Colombia’s President Juan Manuel Santos announced that the Russian government has committed to endorsing peace talks between the Colombian government and the country’s largest rebel group, the FARC.
President Santos announced that Russia’s President Vladimir Putin will lend his support to the peace talks, currently taking place in Havana Cuba, in an effort to end Colombia’s 50-year armed conflict, according to Colombia’s El Pais newspaper.
A meeting of the two heads of state will take place at a forum of the Union of South American Nations (UNASUR) in Brazil on Thursday.
“I will meet with President Putin in two days [Thursday] in Brazil where he told me that he would give his support to the Colombian peace process. Look how important the significance is, that Russia is also backing the peace process in Colombia,” said President Santos from a meeting in Miami, Florida on Tuesday.

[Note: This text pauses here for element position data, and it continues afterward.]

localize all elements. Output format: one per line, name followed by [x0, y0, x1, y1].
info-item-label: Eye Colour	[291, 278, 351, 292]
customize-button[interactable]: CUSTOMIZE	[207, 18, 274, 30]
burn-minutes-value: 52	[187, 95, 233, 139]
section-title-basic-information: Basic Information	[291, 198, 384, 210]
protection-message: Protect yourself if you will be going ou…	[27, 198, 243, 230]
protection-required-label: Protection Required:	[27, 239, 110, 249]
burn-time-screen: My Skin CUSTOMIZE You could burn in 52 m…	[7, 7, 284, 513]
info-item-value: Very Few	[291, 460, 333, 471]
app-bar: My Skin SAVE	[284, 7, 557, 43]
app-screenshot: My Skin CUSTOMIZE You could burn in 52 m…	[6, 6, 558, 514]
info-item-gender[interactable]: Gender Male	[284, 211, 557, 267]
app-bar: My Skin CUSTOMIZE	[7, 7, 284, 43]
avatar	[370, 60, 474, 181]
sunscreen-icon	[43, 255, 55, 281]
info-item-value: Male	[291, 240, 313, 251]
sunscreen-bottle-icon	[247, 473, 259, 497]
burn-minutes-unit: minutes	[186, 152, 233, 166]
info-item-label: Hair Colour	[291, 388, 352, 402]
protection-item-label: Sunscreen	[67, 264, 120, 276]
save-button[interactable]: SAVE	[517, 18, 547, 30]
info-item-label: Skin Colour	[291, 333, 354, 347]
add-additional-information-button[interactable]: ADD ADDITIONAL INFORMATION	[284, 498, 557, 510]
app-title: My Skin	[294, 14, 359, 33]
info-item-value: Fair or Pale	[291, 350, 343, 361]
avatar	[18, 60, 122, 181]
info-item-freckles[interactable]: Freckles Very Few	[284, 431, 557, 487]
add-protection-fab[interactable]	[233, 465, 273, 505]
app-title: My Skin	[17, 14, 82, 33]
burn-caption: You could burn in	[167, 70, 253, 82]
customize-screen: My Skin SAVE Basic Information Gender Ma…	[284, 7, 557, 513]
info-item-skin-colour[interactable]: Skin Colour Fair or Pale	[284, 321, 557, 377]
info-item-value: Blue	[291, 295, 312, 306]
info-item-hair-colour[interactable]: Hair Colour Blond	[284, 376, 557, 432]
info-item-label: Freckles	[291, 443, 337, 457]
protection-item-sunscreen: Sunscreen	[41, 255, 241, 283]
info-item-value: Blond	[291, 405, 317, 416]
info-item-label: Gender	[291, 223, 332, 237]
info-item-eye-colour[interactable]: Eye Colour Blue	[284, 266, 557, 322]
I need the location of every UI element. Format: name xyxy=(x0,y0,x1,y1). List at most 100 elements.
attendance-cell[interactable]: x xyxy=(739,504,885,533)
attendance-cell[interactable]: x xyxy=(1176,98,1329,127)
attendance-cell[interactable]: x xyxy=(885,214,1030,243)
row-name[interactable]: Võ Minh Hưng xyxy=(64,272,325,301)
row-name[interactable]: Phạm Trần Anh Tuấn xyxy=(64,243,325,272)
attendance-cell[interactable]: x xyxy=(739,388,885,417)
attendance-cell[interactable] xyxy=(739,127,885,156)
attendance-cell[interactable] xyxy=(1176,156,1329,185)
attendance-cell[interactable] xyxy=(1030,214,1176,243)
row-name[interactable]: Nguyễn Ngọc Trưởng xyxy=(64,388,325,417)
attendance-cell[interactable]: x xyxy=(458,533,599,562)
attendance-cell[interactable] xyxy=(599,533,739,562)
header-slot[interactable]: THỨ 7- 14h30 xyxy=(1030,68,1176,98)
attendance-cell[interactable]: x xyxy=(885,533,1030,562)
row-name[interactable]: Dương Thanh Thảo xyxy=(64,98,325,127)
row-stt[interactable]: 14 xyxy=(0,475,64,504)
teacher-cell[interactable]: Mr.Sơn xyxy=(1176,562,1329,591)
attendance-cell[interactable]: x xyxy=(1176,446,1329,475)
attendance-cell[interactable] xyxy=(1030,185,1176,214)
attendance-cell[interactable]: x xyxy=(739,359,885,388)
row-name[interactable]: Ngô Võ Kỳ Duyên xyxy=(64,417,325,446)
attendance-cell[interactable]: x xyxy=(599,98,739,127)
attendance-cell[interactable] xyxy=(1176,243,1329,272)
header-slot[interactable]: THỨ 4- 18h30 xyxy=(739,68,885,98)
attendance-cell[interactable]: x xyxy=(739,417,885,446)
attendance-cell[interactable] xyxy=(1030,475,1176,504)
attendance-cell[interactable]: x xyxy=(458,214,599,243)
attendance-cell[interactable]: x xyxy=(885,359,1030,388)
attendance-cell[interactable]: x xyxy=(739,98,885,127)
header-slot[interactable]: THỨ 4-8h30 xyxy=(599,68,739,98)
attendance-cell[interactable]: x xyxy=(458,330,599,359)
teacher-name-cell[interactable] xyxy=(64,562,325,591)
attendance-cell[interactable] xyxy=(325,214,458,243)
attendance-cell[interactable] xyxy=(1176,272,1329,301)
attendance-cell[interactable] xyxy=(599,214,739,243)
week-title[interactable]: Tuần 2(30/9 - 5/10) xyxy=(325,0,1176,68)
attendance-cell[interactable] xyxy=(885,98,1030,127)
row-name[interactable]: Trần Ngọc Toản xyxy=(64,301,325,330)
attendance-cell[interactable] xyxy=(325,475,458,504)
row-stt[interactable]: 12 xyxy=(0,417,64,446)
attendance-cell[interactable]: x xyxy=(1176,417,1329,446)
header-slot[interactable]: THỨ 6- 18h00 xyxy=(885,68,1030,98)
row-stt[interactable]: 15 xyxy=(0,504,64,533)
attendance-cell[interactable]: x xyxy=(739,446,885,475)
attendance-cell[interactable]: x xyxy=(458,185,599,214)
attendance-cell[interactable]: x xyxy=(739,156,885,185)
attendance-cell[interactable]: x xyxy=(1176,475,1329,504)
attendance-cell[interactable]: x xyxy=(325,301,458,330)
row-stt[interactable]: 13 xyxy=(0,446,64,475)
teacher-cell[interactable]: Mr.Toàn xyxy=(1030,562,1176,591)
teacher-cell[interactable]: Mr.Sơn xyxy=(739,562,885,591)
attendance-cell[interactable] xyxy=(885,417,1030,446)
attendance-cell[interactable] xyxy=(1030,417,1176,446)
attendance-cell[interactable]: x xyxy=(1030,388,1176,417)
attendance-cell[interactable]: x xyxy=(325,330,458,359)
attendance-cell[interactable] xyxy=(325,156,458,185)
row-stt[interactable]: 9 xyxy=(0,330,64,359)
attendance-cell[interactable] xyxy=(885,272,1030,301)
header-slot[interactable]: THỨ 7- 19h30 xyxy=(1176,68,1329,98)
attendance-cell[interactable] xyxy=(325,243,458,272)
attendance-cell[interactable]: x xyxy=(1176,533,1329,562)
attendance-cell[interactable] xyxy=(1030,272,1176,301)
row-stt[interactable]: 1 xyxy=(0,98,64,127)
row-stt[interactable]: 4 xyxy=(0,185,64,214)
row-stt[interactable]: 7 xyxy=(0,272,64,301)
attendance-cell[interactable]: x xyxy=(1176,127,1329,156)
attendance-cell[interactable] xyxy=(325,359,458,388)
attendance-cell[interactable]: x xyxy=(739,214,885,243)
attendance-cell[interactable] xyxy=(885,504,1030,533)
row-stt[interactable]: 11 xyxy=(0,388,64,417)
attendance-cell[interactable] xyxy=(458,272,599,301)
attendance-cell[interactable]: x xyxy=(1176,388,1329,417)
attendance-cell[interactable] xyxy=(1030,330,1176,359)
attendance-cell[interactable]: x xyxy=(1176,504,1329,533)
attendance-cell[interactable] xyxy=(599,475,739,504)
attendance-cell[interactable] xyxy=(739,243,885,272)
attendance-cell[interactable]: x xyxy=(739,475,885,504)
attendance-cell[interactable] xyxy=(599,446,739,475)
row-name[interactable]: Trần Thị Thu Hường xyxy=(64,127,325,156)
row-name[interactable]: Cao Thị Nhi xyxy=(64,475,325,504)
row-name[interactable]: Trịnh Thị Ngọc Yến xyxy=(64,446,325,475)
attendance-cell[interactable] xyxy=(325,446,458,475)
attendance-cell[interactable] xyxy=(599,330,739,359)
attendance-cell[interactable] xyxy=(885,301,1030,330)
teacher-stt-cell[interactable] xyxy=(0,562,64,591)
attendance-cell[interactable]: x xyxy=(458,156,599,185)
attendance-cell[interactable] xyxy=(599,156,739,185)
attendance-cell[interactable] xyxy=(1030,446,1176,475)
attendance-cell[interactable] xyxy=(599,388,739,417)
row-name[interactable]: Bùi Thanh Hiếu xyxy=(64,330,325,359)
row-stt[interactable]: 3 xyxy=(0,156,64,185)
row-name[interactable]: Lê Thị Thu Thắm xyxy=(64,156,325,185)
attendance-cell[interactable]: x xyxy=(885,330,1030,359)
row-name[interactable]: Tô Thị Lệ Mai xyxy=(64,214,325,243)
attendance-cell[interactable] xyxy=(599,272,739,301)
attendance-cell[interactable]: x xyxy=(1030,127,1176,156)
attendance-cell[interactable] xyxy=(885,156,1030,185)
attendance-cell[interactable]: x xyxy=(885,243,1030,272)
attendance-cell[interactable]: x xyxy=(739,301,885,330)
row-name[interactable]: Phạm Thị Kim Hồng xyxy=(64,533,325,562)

In an effort to emphasize the scope of support to ending Colombia’s armed conflict, Santos expressed the international community’s desire for peace in the country.
“We have received the support of the government of the United States, from European governments, from all Latin American countries,” said Colombia’s head of state.
Ongoing peace talks between the Colombian government and the country’s oldest rebel group, which began in November 2012, resumed on Tuesday with victims of the armed conflict being at the center of the negotiating table.
Both parties have come to agreements over agrarian land reform, political participation, and the problem of illicit drugs.